Fregaba los platos de los clientes pero también las
ollas, sartenes, espumaderas. Los suelos, paredes y superficies. Y aguantaba
diariamente las mofas y chistes despectivos de los cocineros, todos ingleses;
que para eso, para lo de los chistes despectivos, los ingleses son una raza con
una habilidad sobresaliente. También se ocupaba de los cafés y tés.
Clive Dixon con las manos en la masa |
Esa palmadita diaria para Pavel era una motivación
especial. Se dio cuenta que el Chef confiaba en él y ahí comenzó su historia.
Rápidamente se dio cuenta que el funcionamiento de una
cocina es un engranaje en el que todo debe estar dispuesto en tiempo y forma
(de esto hablaremos otro día).
El caso es que él vio que la estación de entrantes y
ensaladas no funcionaba del todo bien. El responsable de esta estación se
limitaba a “cubrir el expediente” lo que derivaba en constantes enfados y
disgustos por parte del chef. Pavel decidió actuar. En cualquier minuto que
tenía libre (sin descuidar, por supuesto, su trabajo), ayudaba a pelar patatas,
limpiar lechugas, amasar la masa para el pan casero de soda que acompañaba al
salmón marinado que por supuesto ayudaba a preparar y cuya receta conocía a la
perfección.
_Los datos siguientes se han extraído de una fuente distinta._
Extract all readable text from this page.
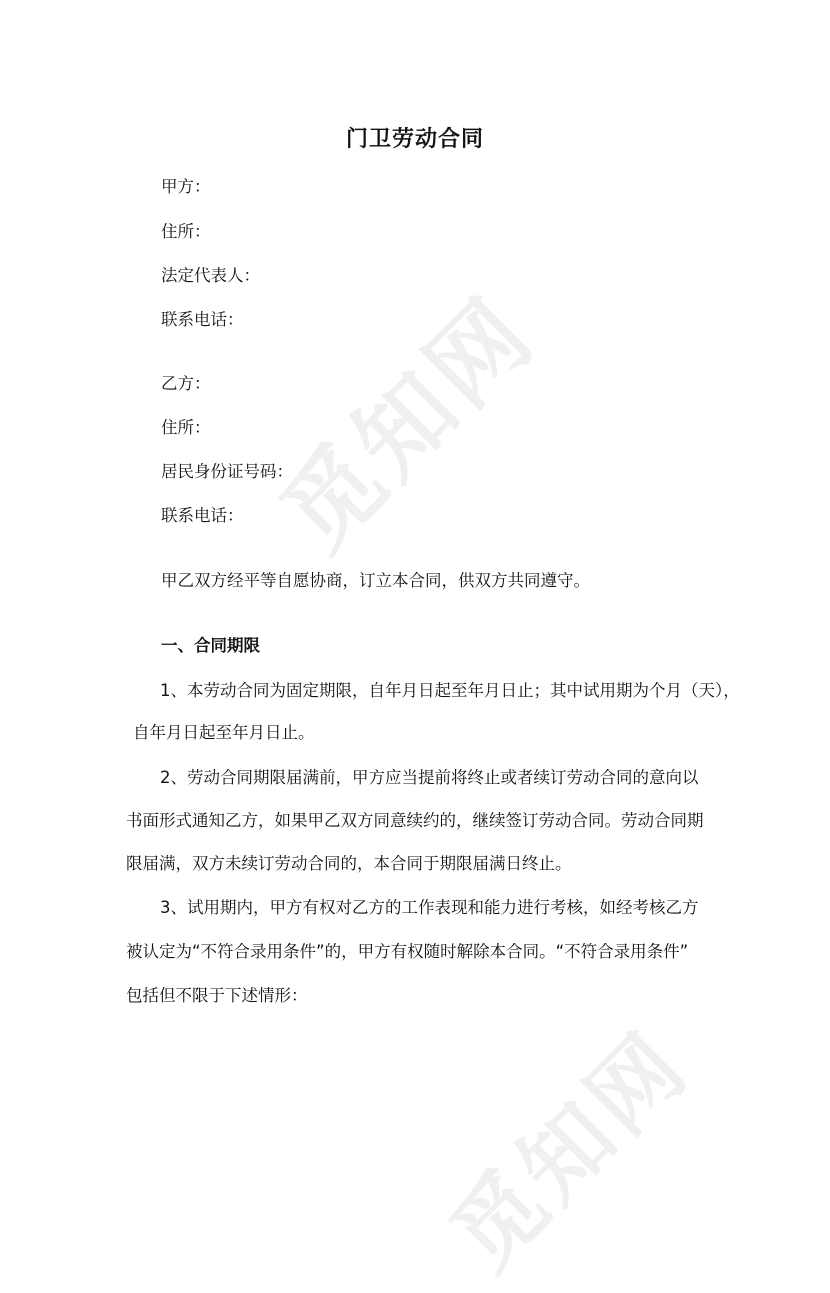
觅知网
觅知网
门卫劳动合同
甲方：
住所：
法定代表人：
联系电话：
乙方：
住所：
居民身份证号码：
联系电话：
甲乙双方经平等自愿协商，订立本合同，供双方共同遵守。
一、合同期限
1、本劳动合同为固定期限，自年月日起至年月日止；其中试用期为个月（天），
自年月日起至年月日止。
2、劳动合同期限届满前，甲方应当提前将终止或者续订劳动合同的意向以
书面形式通知乙方，如果甲乙双方同意续约的，继续签订劳动合同。劳动合同期
限届满，双方未续订劳动合同的，本合同于期限届满日终止。
3、试用期内，甲方有权对乙方的工作表现和能力进行考核，如经考核乙方
被认定为“不符合录用条件”的，甲方有权随时解除本合同。“不符合录用条件”
包括但不限于下述情形：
Un tiempo más tarde, la situación con el cocinero de esta estación
era tan insostenible que el chef le puso “de patitas en la calle”. Eso fue un
jueves a las 11 de la noche, día previo a la celebración del día de San
Valentín. El chef reunió al resto de cocineros, les expuso la situación y les
citó al día siguiente dos horas antes de la entrada habitual de los cocineros
para preparar la estación “sin cocinero”. Al día siguiente, a la llegada de los
cocineros encontraron la estación completamente preparada. Todas las
elaboraciones dispuestas, debidamente envasadas y listas para ser emplatadas.
El día de San Valentín fue un éxito. Al finalizar la
jornada, Clive, el chef, se dirigió a Pavel y le dijo: -“he perdido a un gran
freganchín pero he ganado a un mejor cocinero de entrantes y ensaladas”.
A todo esto el nivel de inglés de Pavel había mejorado
sustancialmente y no solamente entendía perfectamente el argot culinario sino
que además respondía con mucha habilidad a los chistes despectivos de sus
compañeros que poco a poco se tradujeron en conversaciones más dignas.
Pero es que además de esto, comenzó a ayudar a limpiar
las carnes, los pescados, coqueteaba con los cocineros pasteleros y, sobre
todo, su sonrisa permanente, su puntualidad y su excelente educación le
situaron en el primer lugar para sustituir a Mark Wilson, segundo de cocina,
que dejó la empresa para emprender un proyecto personal.
Clive Dixon, pasó a ser el Chef Ejecutivo del grupo,
Pavel se convirtió en el chef de este restorán.
Dos semanas más tarde, llegué yo como segundo de cocina a
las órdenes de Pavel. Fueron tiempos maravillosos. Nunca he formado parte de un
equipo de cocineros tan unido, engranado y amistoso en mis 28 años de
profesión. Pavel llegaba a la cocina el primero; cuando llegábamos los demás,
él ya tenía preparados nuestros cafés y tés, se ocupaba de todos nosotros,
pelaba patatas, limpiaba carnes y pescados, ayudaba a los freganchines y nos
dirigía con una habilidad y un sentido común increíble (mi abuelo Asís siempre
decía que el sentido común es el menos común de los sentidos).
Ese hombre, donde quiera que esté, me enseñó algo que
nunca olvidaré:
….. y es que para ser chef, nunca hay que dejar de ser cocinero…
Borja Letamendía
Alonso
Como habéis podido leer, esta publicación, no es una publicación al uso de GastroGenuino, como tampoco lo es Borja Letamendía ... que además de un excelente cocinero, es un gran chef, un magnífico amigo y un fantástico HERMANO.
El, desde su dilatada experiencia en los fogones alrededor del mundo, nos irá enriqueciendo periódicamente con artículos tan sabrosos y originales como el de hoy. Espero que os haya gustado.